Ideally, we would like storage systems to be highly available and highly durable. Since achieving _provable availability_ is in general not possible[^bassam_18], Codex focuses on stronger guarantees for durability and on incentivizing availability instead.
**Dataset.** A _dataset_ $D = \{c_1, \cdots c_b\}$ is defined in Codex as an ordered set of $b \in \mathbb{N}$ fixed-sized blocks. Blocks are typically small, on the order of $64\text{kB}$. For all intents and purposes, one can think of a dataset as being a regular file.
**Storage Client (SC).** A Storage Client is a node that participates in the Codex network to buy storage. These may be individuals seeking to backup the contents of their hard drives, or organizations seeking to store business data.
**Storage Provider (SP).** A Storage Provider is a node that participates in Codex by selling disk space to other nodes.
### 4.2. Overview
At a high level, storing data in Codex works as follows. Whenever a SC wishes to store a dataset $D$ into Codex, it:
1. splits $D$ into $k$ disjoint $\{S_1, \cdots, S_k\}$ partitions named **slots**, where each slot contains $s = \left\lceil \frac{b}{k} \right\rceil$ blocks;
1. erasure-codes $D$ with a Reed-Solomon Code[^reed_60] by extending it into a new dataset $D_e$ which adds an extra $m \times s$ parity blocks to $D$ (Sec. 4.3). This effectively adds $m$ new slots to the dataset.
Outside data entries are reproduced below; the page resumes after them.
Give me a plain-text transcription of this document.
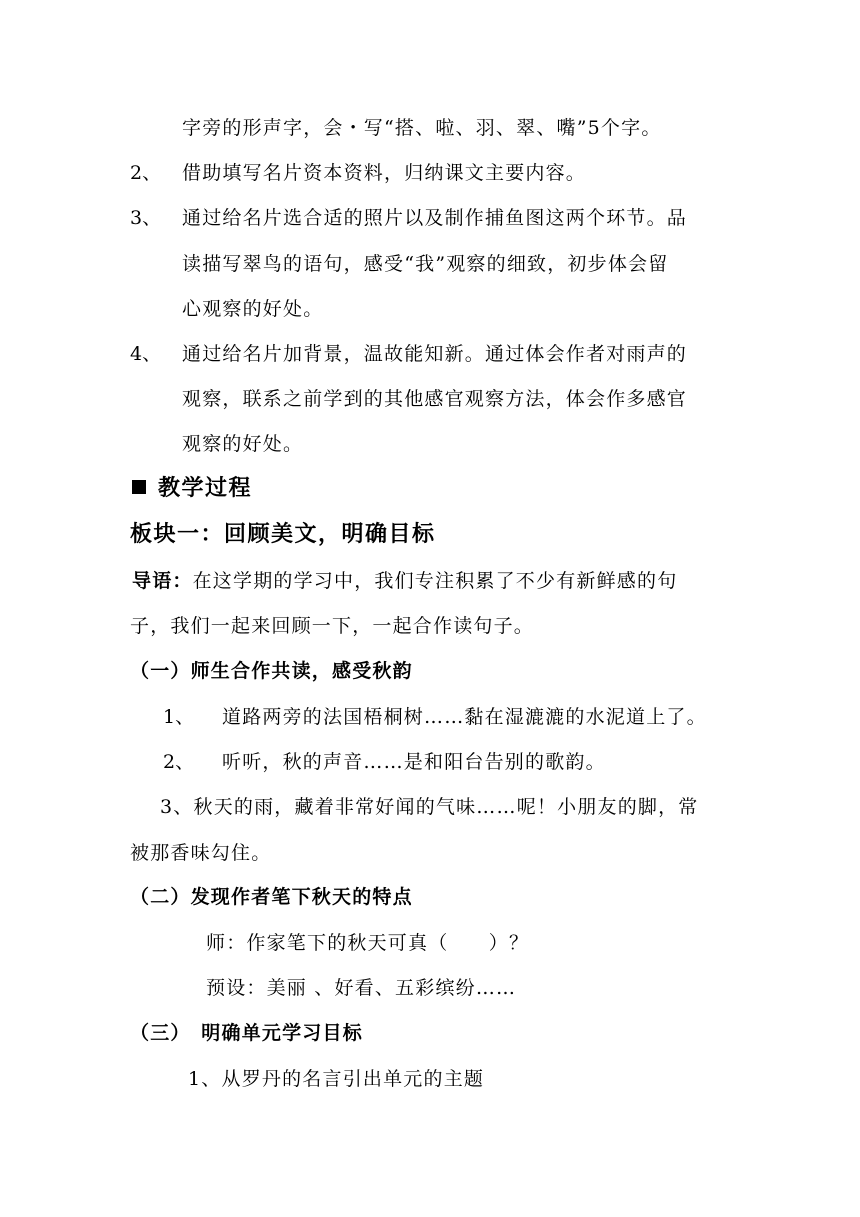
字旁的形声字，会・写“搭、啦、羽、翠、嘴”5个字。
2、 借助填写名片资本资料，归纳课文主要内容。
3、 通过给名片选合适的照片以及制作捕鱼图这两个环节。品
读描写翠鸟的语句，感受“我”观察的细致，初步体会留
心观察的好处。
4、 通过给名片加背景，温故能知新。通过体会作者对雨声的
观察，联系之前学到的其他感官观察方法，体会作多感官
观察的好处。
教学过程
板块一：回顾美文，明确目标
导语：在这学期的学习中，我们专注积累了不少有新鲜感的句
子，我们一起来回顾一下，一起合作读句子。
（一）师生合作共读，感受秋韵
1、 道路两旁的法国梧桐树……黏在湿漉漉的水泥道上了。
2、 听听，秋的声音……是和阳台告别的歌韵。
3、秋天的雨，藏着非常好闻的气味……呢！小朋友的脚，常
被那香味勾住。
（二）发现作者笔下秋天的特点
师：作家笔下的秋天可真（　　）？
预设：美丽 、好看、五彩缤纷……
（三）　明确单元学习目标
1、从罗丹的名言引出单元的主题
Since we use a systematic code, $D$ remains a prefix of $D_e$;
1. computes two different Merkle tree roots: one used for inclusion proofs during data exchange, based on SHA256, and another one for storage proofs, based on Poseidon2 (Sec 4.3);
1. generates a content-addressable manifest for $D_e$ and advertises it into the Codex DHT (Sec. 4.4);
1. posts a **storage request** containing a set of parameters in the Codex marketplace (on-chain), which includes things like how much the SC is willing to pay for storage, as well as expectations that may impact the profitability of candidate SPs and the durability guarantees for $D_e$, for each slot (Sec. 4.5).
The Codex marketplace (Sec. 4.5) then ensures that SPs willing to store data for a given storage request are provided a fair opportunity to do so. Eventually, for each slot $S_i \in D_e$, _some_ SP will:
1. declare its interest in it by filing a **slot reservation**;
1. download the data for the slot from the SC;
1. provide an initial proof of storage and some staking collateral for it.
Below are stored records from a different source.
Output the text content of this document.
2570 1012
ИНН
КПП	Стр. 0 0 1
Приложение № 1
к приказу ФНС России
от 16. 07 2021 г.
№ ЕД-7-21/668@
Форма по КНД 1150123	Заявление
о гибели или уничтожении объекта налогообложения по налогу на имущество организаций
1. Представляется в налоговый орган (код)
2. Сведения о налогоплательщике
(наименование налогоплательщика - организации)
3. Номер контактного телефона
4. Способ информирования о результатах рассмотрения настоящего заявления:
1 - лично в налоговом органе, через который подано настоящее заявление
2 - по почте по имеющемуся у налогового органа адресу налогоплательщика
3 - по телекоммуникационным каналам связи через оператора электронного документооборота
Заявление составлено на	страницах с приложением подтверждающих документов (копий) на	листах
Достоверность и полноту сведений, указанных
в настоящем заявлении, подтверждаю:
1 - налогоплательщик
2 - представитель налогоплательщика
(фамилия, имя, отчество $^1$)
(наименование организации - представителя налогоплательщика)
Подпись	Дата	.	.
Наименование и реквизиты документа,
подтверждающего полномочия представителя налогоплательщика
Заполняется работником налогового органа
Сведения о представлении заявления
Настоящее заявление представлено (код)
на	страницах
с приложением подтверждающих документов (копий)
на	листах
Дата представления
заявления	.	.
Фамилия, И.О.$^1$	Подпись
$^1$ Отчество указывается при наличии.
Once this process completes, we say that slot $S_i$ has been **filled**. Once all slots in $D_e$ have been filled, we say that $D_e$ has been **fulfilled**. For the remainder of this section, we will dive into the architecture and mechanisms of Codex by explaining in more detail each aspect of the storage flow.
### 4.3. Erasure Coding, Repair, and Storage Proofs
Erasure coding plays two main roles in Codex: _i)_ allowing data to be recovered following loss of one or more SPs and the slots that they hold (redundancy) and _ii)_ enabling cost-effective proofs of storage. We will go through each of these aspects separately.
**Erasure Coding for Redundancy.** As described before, a dataset $D$ is initially split into $k$ slots of size $s = \left\lceil \frac{b}{k} \right\rceil$ (Figure 1). Since $b$ may not actually be divisible by $k$, Codex will add _padding blocks_ as required so that the number of blocks in $D$ is $b_p = s \times k$.